The defense questioned the markers made in the audio recording. Defense attorney Adam Johnson asked what was left out of the recording presented.
Agent Janet Nelson told him there were sounds of footsteps, heavy breathing and long periods of silence.
“It added to the time and not the content of what was going on,” Nelson explained.
Johnson pointed out that sounds of heavy breathing indicated a person’s emotion.
Surveillance video showed the final moments of Brady and Kifer’s lives before they entered Smith’s home.
Agent Nelson narrated the four-camera video as it showed nearly 90 minutes worth of footage taken from surveillance cameras outside Smith’s home.

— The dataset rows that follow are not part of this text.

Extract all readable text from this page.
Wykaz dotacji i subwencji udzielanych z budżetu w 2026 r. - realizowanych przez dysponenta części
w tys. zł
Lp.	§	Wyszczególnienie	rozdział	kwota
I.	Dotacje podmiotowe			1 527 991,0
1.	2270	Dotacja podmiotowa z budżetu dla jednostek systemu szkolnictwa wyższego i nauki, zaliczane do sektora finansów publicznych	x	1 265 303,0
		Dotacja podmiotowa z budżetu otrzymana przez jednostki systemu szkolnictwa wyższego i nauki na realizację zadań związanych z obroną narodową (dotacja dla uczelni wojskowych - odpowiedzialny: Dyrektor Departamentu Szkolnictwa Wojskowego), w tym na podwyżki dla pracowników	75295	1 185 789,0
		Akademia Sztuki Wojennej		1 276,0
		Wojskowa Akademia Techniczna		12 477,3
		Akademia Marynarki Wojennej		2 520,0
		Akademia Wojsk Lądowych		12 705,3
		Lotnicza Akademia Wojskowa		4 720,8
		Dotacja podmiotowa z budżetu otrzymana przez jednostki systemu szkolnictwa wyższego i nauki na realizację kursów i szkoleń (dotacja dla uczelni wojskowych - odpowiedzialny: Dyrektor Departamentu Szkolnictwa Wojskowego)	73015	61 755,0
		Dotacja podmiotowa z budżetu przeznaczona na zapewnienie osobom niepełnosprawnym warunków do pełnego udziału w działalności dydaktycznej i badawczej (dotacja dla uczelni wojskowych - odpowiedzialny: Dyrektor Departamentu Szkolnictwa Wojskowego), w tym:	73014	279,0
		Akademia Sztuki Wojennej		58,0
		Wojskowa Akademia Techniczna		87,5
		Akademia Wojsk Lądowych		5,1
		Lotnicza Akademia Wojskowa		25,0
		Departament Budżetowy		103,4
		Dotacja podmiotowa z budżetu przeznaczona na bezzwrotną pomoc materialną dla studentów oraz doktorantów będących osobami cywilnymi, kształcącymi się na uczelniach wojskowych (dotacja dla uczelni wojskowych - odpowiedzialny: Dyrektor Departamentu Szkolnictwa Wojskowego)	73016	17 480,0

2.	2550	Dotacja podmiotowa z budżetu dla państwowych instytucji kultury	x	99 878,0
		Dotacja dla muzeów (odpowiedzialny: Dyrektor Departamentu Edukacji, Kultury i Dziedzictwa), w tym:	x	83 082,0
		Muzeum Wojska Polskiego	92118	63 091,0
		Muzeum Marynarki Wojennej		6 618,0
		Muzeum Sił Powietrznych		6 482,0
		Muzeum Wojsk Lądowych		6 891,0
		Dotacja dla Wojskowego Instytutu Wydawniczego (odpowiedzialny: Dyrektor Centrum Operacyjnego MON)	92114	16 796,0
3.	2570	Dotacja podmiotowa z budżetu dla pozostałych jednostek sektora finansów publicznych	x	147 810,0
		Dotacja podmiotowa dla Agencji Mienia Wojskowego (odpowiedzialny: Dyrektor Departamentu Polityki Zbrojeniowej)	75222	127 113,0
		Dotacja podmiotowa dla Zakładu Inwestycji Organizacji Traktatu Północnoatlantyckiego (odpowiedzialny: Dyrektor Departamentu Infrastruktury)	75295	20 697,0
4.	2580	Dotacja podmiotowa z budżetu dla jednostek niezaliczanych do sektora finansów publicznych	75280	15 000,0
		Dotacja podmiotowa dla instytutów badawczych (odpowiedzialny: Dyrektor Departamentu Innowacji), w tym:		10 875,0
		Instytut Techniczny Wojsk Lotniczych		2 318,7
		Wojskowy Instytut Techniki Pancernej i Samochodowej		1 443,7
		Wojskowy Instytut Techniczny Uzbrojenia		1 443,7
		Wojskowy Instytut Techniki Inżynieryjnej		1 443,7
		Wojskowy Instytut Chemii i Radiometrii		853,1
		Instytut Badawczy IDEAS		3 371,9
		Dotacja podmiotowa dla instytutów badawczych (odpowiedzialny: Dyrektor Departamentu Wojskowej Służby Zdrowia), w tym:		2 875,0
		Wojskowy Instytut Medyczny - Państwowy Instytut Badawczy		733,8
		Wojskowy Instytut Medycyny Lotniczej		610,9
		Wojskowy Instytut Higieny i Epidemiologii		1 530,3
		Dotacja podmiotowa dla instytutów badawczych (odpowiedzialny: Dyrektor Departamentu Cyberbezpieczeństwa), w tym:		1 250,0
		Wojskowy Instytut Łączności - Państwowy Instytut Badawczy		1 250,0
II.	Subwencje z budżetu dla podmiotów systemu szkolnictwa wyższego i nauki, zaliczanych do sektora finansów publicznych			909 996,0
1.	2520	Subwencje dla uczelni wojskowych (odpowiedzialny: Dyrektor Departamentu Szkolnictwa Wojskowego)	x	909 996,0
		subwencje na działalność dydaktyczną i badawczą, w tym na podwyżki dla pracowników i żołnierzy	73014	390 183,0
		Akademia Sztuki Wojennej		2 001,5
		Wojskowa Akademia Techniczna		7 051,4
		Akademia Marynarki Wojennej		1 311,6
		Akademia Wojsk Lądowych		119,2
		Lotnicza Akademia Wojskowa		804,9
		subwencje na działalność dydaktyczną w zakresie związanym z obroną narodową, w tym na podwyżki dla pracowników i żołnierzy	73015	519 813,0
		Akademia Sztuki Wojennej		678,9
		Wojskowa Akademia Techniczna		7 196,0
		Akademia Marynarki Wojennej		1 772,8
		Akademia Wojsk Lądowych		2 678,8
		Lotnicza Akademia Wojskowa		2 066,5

Nelson said the recordings began at 11:25 a.m. Thanksgiving Day and continued until 12:53 p.m. the same day. Brady and Kifer are shown several minutes apart trying to open doors and looking into windows on the lower level of the home. Both wore hoods over their heads. Kifer carried a large red bag.
At one point, Brady spots one of the four cameras hidden atop a wood pile and turns it so the camera view is obscured.
Another camera view shows Kifer waiting just past the tree line on the north side of Smith’s property.
Brady is seen at 12:39 p.m. on the upper level of the home. “That’s the last we see of him on camera,” Nelson told the court.
The defense presented the same camera footage, but included footage recorded from Nov. 21-23, 2012 – the 24 hours before and after the shooting.
The footage appears to show Smith kneeling on the upper deck of his home and later walking out of the breezeway on the front of the house. At 11:08 a.m. on the day of the shooting, a person appears to be walking in the wooded area north of Smith’s home.
Later, Brady appears in front of the upper-deck camera and seems to point at the camera, something mentioned in Nelson’s testimony.
Johnson asked Nelson if she could see whether Brady had a firearm.
Nelson said she couldn’t tell.
“He could have had one in his jacket,” Johnson said. “Or more than one.”
Johnson focused on the large purse carried by Kifer, asserting that she too could have had a weapon concealed.
No firearms were found on Brady or Kifer.